Há quase um mês, entrei com bom humor no facebook - o que é bem raro numa manhã tão quente - e a primeira coisa que apareceu no meu mural foi um comentário de um cineasta pernambucano mais famoso pelas festas que pelos filmes, que, aproveitando de sua imensa sabedoria, compartilhou um raio de ignorância entre os seus colegas: "Pensando bem até que os tempos da ditadura não eram tão mal assim: os músicos faziam músicas melhores e mais ousadas, o cinema brasileiro tava no auge da devasidão pornochancheira, tinha emprego pra todo mundo e ainda torturavam um monte de gente chata, pseudo-intelectual.
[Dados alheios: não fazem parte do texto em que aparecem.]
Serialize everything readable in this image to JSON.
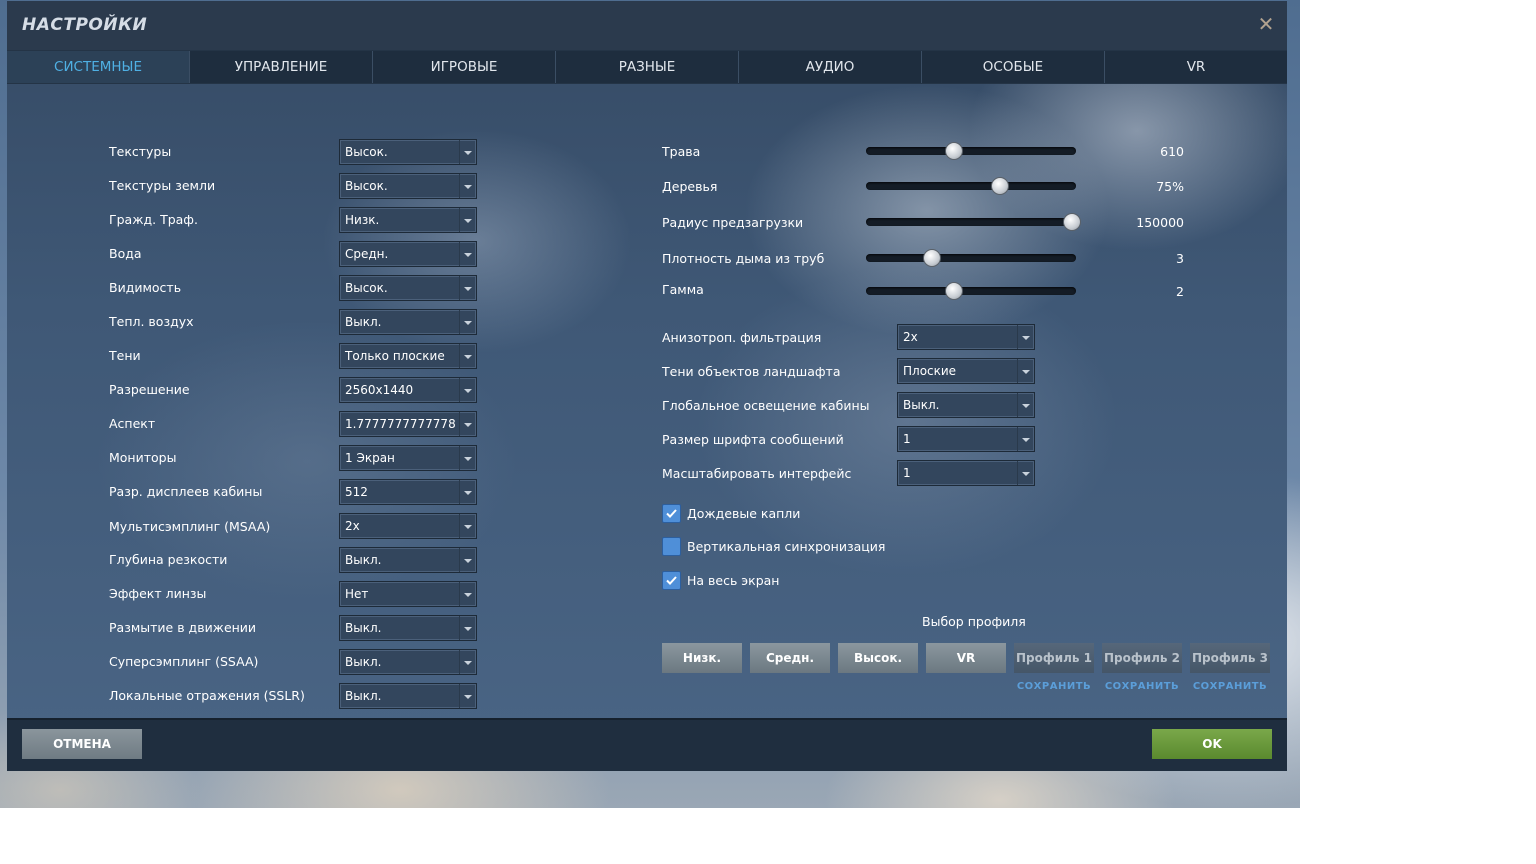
{
  "window": {
    "title": "НАСТРОЙКИ",
    "close_icon": "close-icon"
  },
  "tabs": [
    {
      "label": "СИСТЕМНЫЕ",
      "active": true
    },
    {
      "label": "УПРАВЛЕНИЕ"
    },
    {
      "label": "ИГРОВЫЕ"
    },
    {
      "label": "РАЗНЫЕ"
    },
    {
      "label": "АУДИО"
    },
    {
      "label": "ОСОБЫЕ"
    },
    {
      "label": "VR"
    }
  ],
  "left_settings": [
    {
      "label": "Текстуры",
      "value": "Высок."
    },
    {
      "label": "Текстуры земли",
      "value": "Высок."
    },
    {
      "label": "Гражд. Траф.",
      "value": "Низк."
    },
    {
      "label": "Вода",
      "value": "Средн."
    },
    {
      "label": "Видимость",
      "value": "Высок."
    },
    {
      "label": "Тепл. воздух",
      "value": "Выкл."
    },
    {
      "label": "Тени",
      "value": "Только плоские"
    },
    {
      "label": "Разрешение",
      "value": "2560x1440"
    },
    {
      "label": "Аспект",
      "value": "1.7777777777778"
    },
    {
      "label": "Мониторы",
      "value": "1 Экран"
    },
    {
      "label": "Разр. дисплеев кабины",
      "value": "512"
    },
    {
      "label": "Мультисэмплинг (MSAA)",
      "value": "2x"
    },
    {
      "label": "Глубина резкости",
      "value": "Выкл."
    },
    {
      "label": "Эффект линзы",
      "value": "Нет"
    },
    {
      "label": "Размытие в движении",
      "value": "Выкл."
    },
    {
      "label": "Суперсэмплинг (SSAA)",
      "value": "Выкл."
    },
    {
      "label": "Локальные отражения (SSLR)",
      "value": "Выкл."
    }
  ],
  "sliders": [
    {
      "label": "Трава",
      "value": "610",
      "fraction": 0.41
    },
    {
      "label": "Деревья",
      "value": "75%",
      "fraction": 0.64
    },
    {
      "label": "Радиус предзагрузки",
      "value": "150000",
      "fraction": 1.0
    },
    {
      "label": "Плотность дыма из труб",
      "value": "3",
      "fraction": 0.3
    },
    {
      "label": "Гамма",
      "value": "2",
      "fraction": 0.41
    }
  ],
  "right_settings": [
    {
      "label": "Анизотроп. фильтрация",
      "value": "2x"
    },
    {
      "label": "Тени объектов ландшафта",
      "value": "Плоские"
    },
    {
      "label": "Глобальное освещение кабины",
      "value": "Выкл."
    },
    {
      "label": "Размер шрифта сообщений",
      "value": "1"
    },
    {
      "label": "Масштабировать интерфейс",
      "value": "1"
    }
  ],
  "checkboxes": [
    {
      "label": "Дождевые капли",
      "checked": true
    },
    {
      "label": "Вертикальная синхронизация",
      "checked": false
    },
    {
      "label": "На весь экран",
      "checked": true
    }
  ],
  "profile": {
    "title": "Выбор профиля",
    "presets": [
      "Низк.",
      "Средн.",
      "Высок.",
      "VR"
    ],
    "custom": [
      "Профиль 1",
      "Профиль 2",
      "Профиль 3"
    ],
    "save_label": "СОХРАНИТЬ"
  },
  "footer": {
    "cancel_label": "ОТМЕНА",
    "ok_label": "OK"
  },
  "colors": {
    "accent_tab": "#4fb0e4",
    "checkbox": "#4f8fd8",
    "ok_button": "#6a9a3c"
  }
}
O Brasil hj tá chato, careta, pseudo-democrático e o povo sem atitude". Daí foi aquela coisa da província virtual, rolou a polêmica básica, cada um que soltasse sua demência política, fiquei particularmente puto, estragou meu dia, mas respirei fundo e conclui que o melhor, naquele momento e espaço, era ignorar. Por um lado até entendo o sentimento de vazio e o desencanto reativo que ele quis expressar, quase concordo com o discurso arranhado sobre uma democracia cambaleante, na pior das circunstâncias escreveria isso no auge dos meus 17 anos cansado de escutar as peripécias revolucionárias dos meus pais. No entanto, não resta dúvida que o cineasta mais famoso pelas festas que pelos filmes e descendente da cultura latifundiária não possui o mínimo discernimento da dimensão do que estava defendendo, encarnava nada menos que a equação de primeiro grau que interliga a sensação de impotência à síndrome do descontentamento, resultante de um olhar completamente raso sobre a realidade. Alguns tentaram dar uma dimensão histórica baseada em experiências do regime brasileiro, sumiço de pessoas, os filmes retalhados, arquivados, censurados, mas fui lendo comentário a comentário absolutamente certo de que nenhum conseguiria fazê-lo compreender. Pelo contrário, faria com que no ápice de sua soberba e vaidade, se achasse cada vez mais um cineasta bem esperto. Daí tive uma ideia simples que só materializo aqui: pensei em atualizar para a sua vidinha burguesa e artística, o dia-a-dia do 'cinema é uma loucura' como diria a menina da falsa entrevista, pedindo para ele imaginar uma ditadura em que os militares dessem choque no ovo de quem fazia filme ruim. Com certeza o cu dele ia ser o primeiro a tremer.